Now the “Date” column is defined in a date format, but we don’t want to analyze the data on a timestamp-level, day-level is good enough. So we right-click on the “Date” column and choose “Transform” and than “Date”.
Note: If you want to have both information, date and time, create a copy of the “Date” column by choosing “Duplicate Column”. You can name then one column “Date” and one “Time” and transform it appropriately.
In the last step we just filter some error rows with “null” values in column values. This can be done very easily when you left-click on the small arrow next to the “Tweeter” column and unselect the “(null)” value.
Now we are done. We can review our transformation steps in the pane on the right side. I think this exercise was very easy to understand and to accomplished. Compared to ETL tools like SSIS this is much less effort and you don’t need further skills.
Analyze the data
All our data is in good shape, now we can start analyze it. In order to do this we load our data into the data model. If we choose this all data is stored in the xVelocity in-memory engine of Excel called Power Pivot. Power Pivot is a high performance columnstore in-memory engine that is already build-in Excel 2013. It’s works like SAP HANA on your desktop.
Now let’s create a pivot chart to visualize the data. What we see is that more people talk about brands like Audi and VW and not so much about Mercedes. The reason could be, that Mercedes cars are often bought by older people that probably don’t use new medias like Twitter or Facebook so much. So if you are a marketing guy at Mercedes, you should think about, if Twitter is really the right marketing channel for you.
Summary
As we have seen Excel and Power Query are fantastic and very powerful tools to do data Mashups also on unstructured data, like text, sensor data, twitter, xml, etc. You don’t need to setup a Hadoop cluster to get started. This perfectly fits into the Self Service BI strategy of Microsoft since Power User are able to do this very easily.
July 30, 2013 at 2:27 pm
I couldn’t resist commenting. Well written!
September 24, 2013 at 10:47 pm
Nice article, I will like to try it out. Where can i find the data.
September 25, 2013 at 5:30 pm
If you like I can mail it to you, just let me know. It’s not a big data set.
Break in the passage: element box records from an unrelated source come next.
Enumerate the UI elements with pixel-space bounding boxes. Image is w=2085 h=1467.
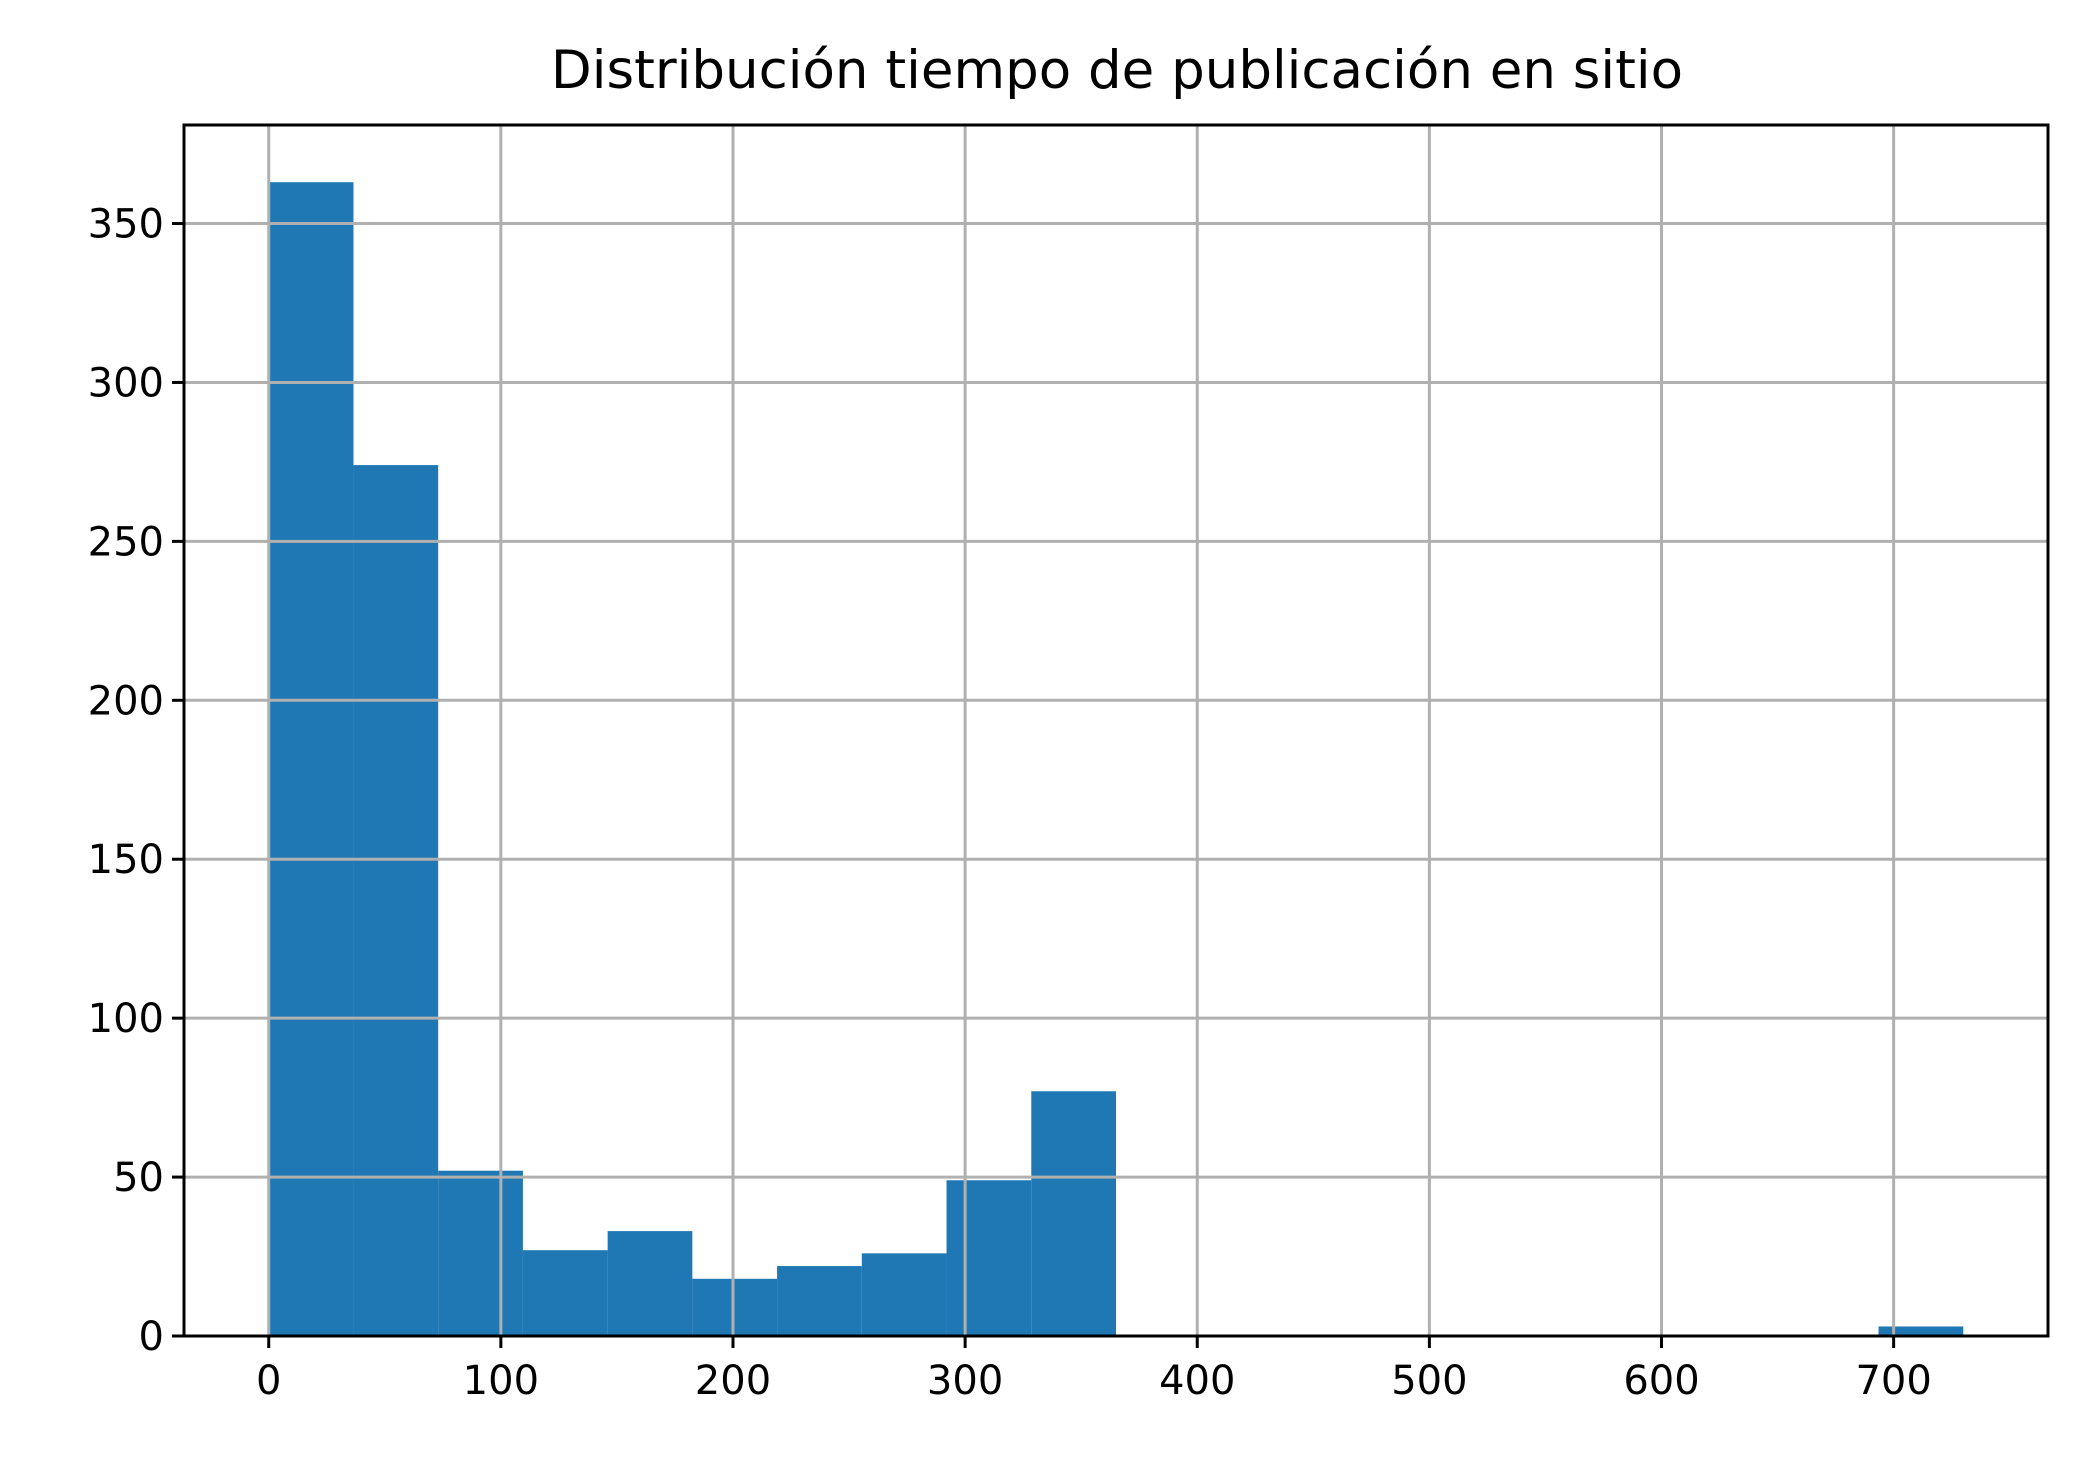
x-tick-label-3: 300 (927, 1358, 1003, 1404)
y-tick-label-0: 0 (139, 1314, 164, 1360)
histogram-bar-10 (1878, 1326, 1964, 1336)
y-tick-label-4: 200 (88, 678, 164, 724)
y-tick-label-6: 300 (88, 360, 164, 406)
histogram-bar-4 (607, 1231, 693, 1336)
y-axis-ticks: 0 50 100 150 200 250 300 350 (88, 202, 184, 1360)
histogram-bar-7 (861, 1253, 947, 1336)
x-axis-ticks: 0 100 200 300 400 500 600 700 (256, 1336, 1932, 1404)
histogram-bar-1 (353, 465, 439, 1336)
histogram-bar-6 (777, 1266, 862, 1336)
x-tick-label-6: 600 (1623, 1358, 1699, 1404)
chart-title: Distribución tiempo de publicación en si… (551, 40, 1683, 101)
grid-lines (184, 125, 2048, 1338)
axes (182, 123, 2050, 1338)
plot-frame (182, 123, 2050, 1338)
histogram-bar-2 (438, 1170, 523, 1336)
x-tick-label-1: 100 (463, 1358, 539, 1404)
x-tick-label-7: 700 (1855, 1358, 1931, 1404)
histogram-bar-5 (692, 1278, 778, 1336)
histogram-bar-9 (1031, 1091, 1116, 1336)
y-tick-label-5: 250 (88, 519, 164, 565)
x-tick-label-0: 0 (256, 1358, 281, 1404)
x-tick-label-5: 500 (1391, 1358, 1467, 1404)
y-tick-label-1: 50 (113, 1155, 164, 1201)
histogram-bars (268, 182, 1964, 1336)
x-tick-label-4: 400 (1159, 1358, 1235, 1404)
histogram-bar-8 (946, 1180, 1032, 1336)
y-tick-label-7: 350 (88, 202, 164, 248)
x-tick-label-2: 200 (695, 1358, 771, 1404)
y-tick-label-2: 100 (88, 996, 164, 1042)
histogram-bar-0 (268, 182, 354, 1336)
histogram-bar-3 (522, 1250, 608, 1336)
y-tick-label-3: 150 (88, 837, 164, 883)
September 25, 2013 at 5:37 pm
Yes please do, i will like to try it out. my email is mike.amegashie at gmail.com
October 2, 2013 at 4:28 pm
Excellent article!
One quick question – what did you use to capture the Twitter feed?
Thanks
Paul
October 2, 2013 at 11:05 pm
Hi Paul,
we used SSIS and the Twitter API to extract the data into csv files first. Hope that helps.
Cheers,
Marcel
October 13, 2013 at 10:27 am
Great post! Please share yor raw data.
Thanks in advanced.
April 17, 2014 at 7:39 pm
You can download the data here: https://onedrive.live.com/redir?resid=EDD20A747F7B8FDE!39586&authkey=!AGm0hy4eXvkCuno&ithint=folder%2c.zip
April 4, 2014 at 12:03 pm
Nice tutorial! Could you please mail me the data set to blog@derevabuddy.com so that i can try it too? Thanks
April 17, 2014 at 7:39 pm
You can download the dataset here: https://onedrive.live.com/redir?resid=EDD20A747F7B8FDE!39586&authkey=!AGm0hy4eXvkCuno&ithint=folder%2c.zip
January 4, 2016 at 6:55 pm
Thanks for the nice article! May I know How many rows you have catches?
I am worry about the Excel might run out of memory.